Okay thanks for clarifying/docs. Chunker is definitely not the solution.

However, and it looks like modifying the file is not possible. However, what about mounting as read-only and extracting individual files as necessary? This may require a technical understanding of tar that I don’t have because (I think) if the entire file must be read to create an index of its contents, then that will require a full download?

The limitations of gdrive are cumbersome but the price per GB really can not be beat. Glacier isn’t really an option for me…

I wonder if a deduped backup (e.g. Borg) would make this possible layered on top of the rclone vfs layer?

I feel pretty good that tar just reads until it find what you are asking.

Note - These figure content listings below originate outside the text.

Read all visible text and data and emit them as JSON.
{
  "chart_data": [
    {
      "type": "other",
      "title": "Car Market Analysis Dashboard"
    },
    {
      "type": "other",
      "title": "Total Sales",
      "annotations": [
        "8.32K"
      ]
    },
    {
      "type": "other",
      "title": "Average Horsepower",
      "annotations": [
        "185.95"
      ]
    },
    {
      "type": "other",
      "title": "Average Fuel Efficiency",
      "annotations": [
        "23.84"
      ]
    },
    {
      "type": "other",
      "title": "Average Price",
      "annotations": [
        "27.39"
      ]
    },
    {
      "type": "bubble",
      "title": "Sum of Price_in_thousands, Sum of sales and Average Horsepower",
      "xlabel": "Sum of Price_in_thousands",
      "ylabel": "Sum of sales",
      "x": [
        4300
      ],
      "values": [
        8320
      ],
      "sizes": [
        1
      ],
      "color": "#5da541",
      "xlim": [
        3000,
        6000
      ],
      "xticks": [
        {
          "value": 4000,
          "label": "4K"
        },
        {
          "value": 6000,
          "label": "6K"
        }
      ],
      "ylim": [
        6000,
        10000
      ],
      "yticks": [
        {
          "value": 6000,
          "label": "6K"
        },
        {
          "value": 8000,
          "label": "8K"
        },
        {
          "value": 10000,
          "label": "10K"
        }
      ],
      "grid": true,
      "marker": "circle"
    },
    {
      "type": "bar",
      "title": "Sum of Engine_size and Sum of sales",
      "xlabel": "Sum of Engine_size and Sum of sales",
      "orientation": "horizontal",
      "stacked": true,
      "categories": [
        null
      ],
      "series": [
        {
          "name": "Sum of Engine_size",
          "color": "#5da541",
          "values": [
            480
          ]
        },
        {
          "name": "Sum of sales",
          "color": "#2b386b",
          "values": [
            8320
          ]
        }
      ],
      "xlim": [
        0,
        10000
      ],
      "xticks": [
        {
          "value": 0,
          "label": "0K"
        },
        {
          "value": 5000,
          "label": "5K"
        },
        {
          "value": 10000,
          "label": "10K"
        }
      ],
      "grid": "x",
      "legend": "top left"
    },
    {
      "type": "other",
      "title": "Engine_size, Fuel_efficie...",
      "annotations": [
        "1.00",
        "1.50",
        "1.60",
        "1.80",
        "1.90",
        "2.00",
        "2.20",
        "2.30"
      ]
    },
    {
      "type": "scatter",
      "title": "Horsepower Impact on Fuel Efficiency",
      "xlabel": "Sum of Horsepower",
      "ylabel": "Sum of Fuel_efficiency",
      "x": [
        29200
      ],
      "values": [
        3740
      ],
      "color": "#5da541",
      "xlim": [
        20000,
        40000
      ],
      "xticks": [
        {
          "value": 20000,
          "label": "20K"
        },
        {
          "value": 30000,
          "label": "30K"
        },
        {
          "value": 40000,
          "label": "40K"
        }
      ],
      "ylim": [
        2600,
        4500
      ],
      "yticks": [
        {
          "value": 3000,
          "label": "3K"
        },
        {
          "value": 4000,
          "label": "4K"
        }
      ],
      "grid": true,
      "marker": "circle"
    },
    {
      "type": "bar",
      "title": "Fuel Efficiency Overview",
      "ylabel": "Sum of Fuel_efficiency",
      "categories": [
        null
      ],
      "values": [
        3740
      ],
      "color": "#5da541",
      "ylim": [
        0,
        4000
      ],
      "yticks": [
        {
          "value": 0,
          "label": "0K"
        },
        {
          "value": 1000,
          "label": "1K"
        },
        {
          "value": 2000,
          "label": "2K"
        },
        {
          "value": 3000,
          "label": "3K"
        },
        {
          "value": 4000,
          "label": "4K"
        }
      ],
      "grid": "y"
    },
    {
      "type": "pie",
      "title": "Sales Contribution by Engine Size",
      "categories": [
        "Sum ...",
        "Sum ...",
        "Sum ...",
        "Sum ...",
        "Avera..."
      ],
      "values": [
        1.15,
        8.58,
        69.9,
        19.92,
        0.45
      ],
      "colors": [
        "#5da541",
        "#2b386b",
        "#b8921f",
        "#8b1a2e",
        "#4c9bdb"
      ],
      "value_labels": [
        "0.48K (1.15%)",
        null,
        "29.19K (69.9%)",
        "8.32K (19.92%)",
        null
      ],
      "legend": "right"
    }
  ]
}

That’s easy to test with a big file to validate as most old backup / tape in the Unix work all used tar back in the day.

Chunker can't do this, but if you are willing to upload in a zip file then the experimental (not merged yet) zip backend can:

You'd upload a zip of all your existing files and rclone can access the files within the zip without downloading the whole thing.

v1.58.0-beta.5990.02faa6f05.zip-backend on branch zip-backend more info: Streaming archive/unarchive capabilities · Issue #2815 · rclone/rclone · GitHub

However it can't write to the zip file one written (very few cloud storage providers allow that) so probably isn't exactly what you want.

This is what I want to do:
Upload an 8TB tarball.
(This will be allowed, despite the 750GB limit, because gdrive will not terminate an active upload even when the quota surpasses 750GB)

Google drive limit for a single file is 5TB https://support.google.com/drive/answer/37603?hl=en

Not exactly what I want but close enough! rclone can seriously do everything. lol

Will this work on “split” zips? Since I am going to hit the 5TB limit that another user posted above

eg ‘zip -r -s 4T ~/archive.zip ~/foo/‘

Not seeing that in the docs, but could be missing it.

If you've got 16TB of free disk space it is easy....

If you don't then it is going to be quite hard

Yes, rclone can stream only the needed parts of a zip file even if it is parts from multiple files. You can also use any other file archiver that creates files with indexes this includes 7z, rar, zip but not tar because it does not have indexing and for that reason the entire tar will need to be downloaded to build the index. You can even have a container vhd, vhdx, iso or any file, but once uploaded it can not be changed so you cannot easilly delete files from the archive for example.

Will rclone handle split zips?

E.g. the output of:

zip -r -s 4T archive.zip ~/stuff

Once you create a split zip files and move them to a remote with move/copy/sync you can mount the remote, point a archiver program to the files and extract the files you want, without needing to download the whole zip(s). There is still a big limitation of not being able to modify the zip files without a full reupload

You can experiment yourself if you want

So, Can you extract files from zip archives without a full download Yes
Can you remove files from a zip archive without a full upload No
Can you mount a remote and then create the zip on it No (zip file is not written sequentially and remotes need to be written sequentially)

Ahh, I should’ve been more clear; I was wondering if the zip backend would concatenate a split archive.

This still seems like the answer, I’m just trying to learn what to expect since the upload is substantial I want to be pretty sure what I’m getting in to here… haha. Thanks!

Not in the current version, no.

This topic was automatically closed 30 days after the last reply. New replies are no longer allowed.